La ville toujours malade de ses « quartiers » ?
Ces zones, concentrés des maux de notre société, souffrent également de la crise du logement. Le vaste programme de rénovation urbaine lancé par l’ANRU qui vise d’ici 2013 à la démolition et la reconstruction de 250 000 logements et à la réhabilitation de 400 000 autres rencontre elle aussi des critiques : lenteurs des programmes liées à une maîtrise d’ouvrage parfois débordée par la lourdeur ou la complexité des dossiers, renchérissement des travaux lié à la hausse des prix de la construction, retard de paiement de l’agence jugée trop « tatillonne » par Yazid Sabeg, président du comité d'évaluation et de suivi de l'ANRU, etc.

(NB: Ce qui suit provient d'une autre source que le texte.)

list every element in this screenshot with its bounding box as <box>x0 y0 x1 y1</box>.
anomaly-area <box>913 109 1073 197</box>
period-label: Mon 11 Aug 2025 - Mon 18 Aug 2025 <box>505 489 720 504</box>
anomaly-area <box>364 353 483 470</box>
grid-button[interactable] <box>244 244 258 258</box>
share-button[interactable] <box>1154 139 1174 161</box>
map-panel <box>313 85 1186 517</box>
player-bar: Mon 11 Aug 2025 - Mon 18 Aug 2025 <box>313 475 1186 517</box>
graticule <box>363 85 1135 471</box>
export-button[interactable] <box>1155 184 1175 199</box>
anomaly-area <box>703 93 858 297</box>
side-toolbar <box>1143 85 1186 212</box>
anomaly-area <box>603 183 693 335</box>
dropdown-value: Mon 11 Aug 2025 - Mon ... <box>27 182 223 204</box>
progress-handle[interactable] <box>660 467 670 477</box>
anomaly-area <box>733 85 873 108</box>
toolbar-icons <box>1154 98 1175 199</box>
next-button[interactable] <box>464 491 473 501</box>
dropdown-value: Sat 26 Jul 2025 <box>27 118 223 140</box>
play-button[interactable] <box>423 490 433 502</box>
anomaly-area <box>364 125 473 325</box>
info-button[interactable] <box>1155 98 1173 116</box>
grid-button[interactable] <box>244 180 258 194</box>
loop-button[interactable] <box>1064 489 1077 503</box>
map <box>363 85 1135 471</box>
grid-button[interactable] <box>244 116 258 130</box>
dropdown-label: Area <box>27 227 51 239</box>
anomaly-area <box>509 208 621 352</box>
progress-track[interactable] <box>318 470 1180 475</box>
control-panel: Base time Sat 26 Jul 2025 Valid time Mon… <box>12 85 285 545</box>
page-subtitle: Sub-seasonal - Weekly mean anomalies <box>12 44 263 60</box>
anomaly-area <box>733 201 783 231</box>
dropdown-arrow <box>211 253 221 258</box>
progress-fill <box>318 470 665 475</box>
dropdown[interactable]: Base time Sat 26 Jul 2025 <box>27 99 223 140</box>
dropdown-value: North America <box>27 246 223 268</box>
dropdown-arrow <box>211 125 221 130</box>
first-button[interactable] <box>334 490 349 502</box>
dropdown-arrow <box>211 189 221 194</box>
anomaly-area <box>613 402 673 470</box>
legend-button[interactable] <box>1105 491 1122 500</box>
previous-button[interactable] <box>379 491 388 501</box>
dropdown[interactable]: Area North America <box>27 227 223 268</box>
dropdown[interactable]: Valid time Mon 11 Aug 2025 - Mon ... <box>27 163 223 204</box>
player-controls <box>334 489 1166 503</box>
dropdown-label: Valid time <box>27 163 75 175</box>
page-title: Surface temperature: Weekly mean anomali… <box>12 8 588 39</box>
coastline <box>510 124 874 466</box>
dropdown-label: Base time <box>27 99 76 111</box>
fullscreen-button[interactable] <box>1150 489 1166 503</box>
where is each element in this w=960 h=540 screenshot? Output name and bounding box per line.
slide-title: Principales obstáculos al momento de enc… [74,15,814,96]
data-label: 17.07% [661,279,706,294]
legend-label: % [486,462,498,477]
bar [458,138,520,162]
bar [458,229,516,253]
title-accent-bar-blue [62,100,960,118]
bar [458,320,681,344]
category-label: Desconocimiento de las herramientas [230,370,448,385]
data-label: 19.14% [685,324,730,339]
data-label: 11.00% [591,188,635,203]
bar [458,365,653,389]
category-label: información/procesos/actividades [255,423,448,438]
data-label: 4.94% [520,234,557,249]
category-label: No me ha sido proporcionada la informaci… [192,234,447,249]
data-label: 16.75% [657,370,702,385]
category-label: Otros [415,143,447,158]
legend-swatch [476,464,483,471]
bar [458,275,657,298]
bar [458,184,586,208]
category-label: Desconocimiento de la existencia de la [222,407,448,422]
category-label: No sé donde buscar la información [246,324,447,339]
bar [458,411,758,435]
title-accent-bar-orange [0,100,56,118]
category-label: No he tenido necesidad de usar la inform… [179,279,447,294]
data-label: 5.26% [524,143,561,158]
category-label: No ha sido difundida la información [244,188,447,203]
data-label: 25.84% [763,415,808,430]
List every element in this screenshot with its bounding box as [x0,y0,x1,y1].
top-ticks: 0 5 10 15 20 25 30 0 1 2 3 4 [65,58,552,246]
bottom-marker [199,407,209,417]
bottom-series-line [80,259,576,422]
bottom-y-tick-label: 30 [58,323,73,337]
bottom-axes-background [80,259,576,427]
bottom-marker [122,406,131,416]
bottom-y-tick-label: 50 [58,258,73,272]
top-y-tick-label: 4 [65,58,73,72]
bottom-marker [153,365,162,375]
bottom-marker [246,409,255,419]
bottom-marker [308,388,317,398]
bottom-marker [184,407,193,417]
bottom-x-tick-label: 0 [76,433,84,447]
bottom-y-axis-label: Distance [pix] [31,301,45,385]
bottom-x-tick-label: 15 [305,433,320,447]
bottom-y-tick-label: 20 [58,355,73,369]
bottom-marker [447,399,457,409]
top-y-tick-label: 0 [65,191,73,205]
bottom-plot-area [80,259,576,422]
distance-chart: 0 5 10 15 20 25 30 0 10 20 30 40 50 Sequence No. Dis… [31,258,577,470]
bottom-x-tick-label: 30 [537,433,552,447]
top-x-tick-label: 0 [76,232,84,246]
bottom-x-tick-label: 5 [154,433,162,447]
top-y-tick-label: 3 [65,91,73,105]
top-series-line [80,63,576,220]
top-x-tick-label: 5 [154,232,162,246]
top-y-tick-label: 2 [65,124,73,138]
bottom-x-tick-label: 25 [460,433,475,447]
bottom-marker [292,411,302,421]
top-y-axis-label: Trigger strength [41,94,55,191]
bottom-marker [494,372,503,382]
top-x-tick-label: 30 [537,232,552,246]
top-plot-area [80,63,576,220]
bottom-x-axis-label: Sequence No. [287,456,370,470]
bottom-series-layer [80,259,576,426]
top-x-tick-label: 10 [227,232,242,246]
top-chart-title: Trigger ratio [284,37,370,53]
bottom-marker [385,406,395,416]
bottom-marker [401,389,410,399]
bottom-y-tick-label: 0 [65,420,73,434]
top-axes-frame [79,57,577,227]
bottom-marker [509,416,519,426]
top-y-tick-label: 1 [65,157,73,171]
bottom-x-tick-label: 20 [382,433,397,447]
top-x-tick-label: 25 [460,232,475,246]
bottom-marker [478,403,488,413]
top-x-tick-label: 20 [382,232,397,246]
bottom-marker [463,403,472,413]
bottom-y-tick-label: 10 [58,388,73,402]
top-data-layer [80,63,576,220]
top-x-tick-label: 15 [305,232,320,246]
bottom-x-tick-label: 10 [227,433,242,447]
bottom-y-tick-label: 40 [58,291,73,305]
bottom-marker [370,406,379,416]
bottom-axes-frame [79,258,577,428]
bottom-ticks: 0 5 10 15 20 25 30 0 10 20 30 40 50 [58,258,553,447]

A cela s’ajoute les critiques liées à la pratique de la démolition que certains architectes (comme Philippe Vassal et Anne Lacaton) dénoncent en tant que telle. Ce sentiment d’un nécessaire équilibrage entre la reconstruction et la rénovation ainsi que la préférence donnée à la réhabilitation est largement partagée par les architectes, qui témoignent tous de la noblesse de l’acte de réhabilitation. Celui-ci est, et doit être, un exercice de conception à part entière. Des réussites exemplaires ne manquent pas et devraient être plus valorisés et faire l’objet d’une communication plus large.
Le relogement des habitants occasionnés par les démolitions ne se fait par ailleurs pas toujours selon la règle simple réaffirmée dans nos propositions au Grenelle de l’environnement : créer plus de logements que l’on en détruit, et s’assurer préalablement des conditions du relogement.
Un plan banlieue, promis par Nicolas Sarkozy, est actuellement à l’étude par le ministère du logement. Christine Boutin a promis une politique basée plus sur les besoins des personnes et moins sur la transformation physique des quartiers. Ce peut être une bonne manière de privilégier le « soft » sur le « hard » et la rénovation intelligente sur la démolition spectaculaire. Mais cela ne peut se faire qu’en respectant des objectifs fondamentaux : désenclaver les quartiers en permettant la mobilité, implanter les équipement nécessaires, maîtriser les prix des loyers (comme le rappelle récemment l’association Ville et Banlieue), valoriser le bâti et les espaces publics pour une meilleure qualité de vie.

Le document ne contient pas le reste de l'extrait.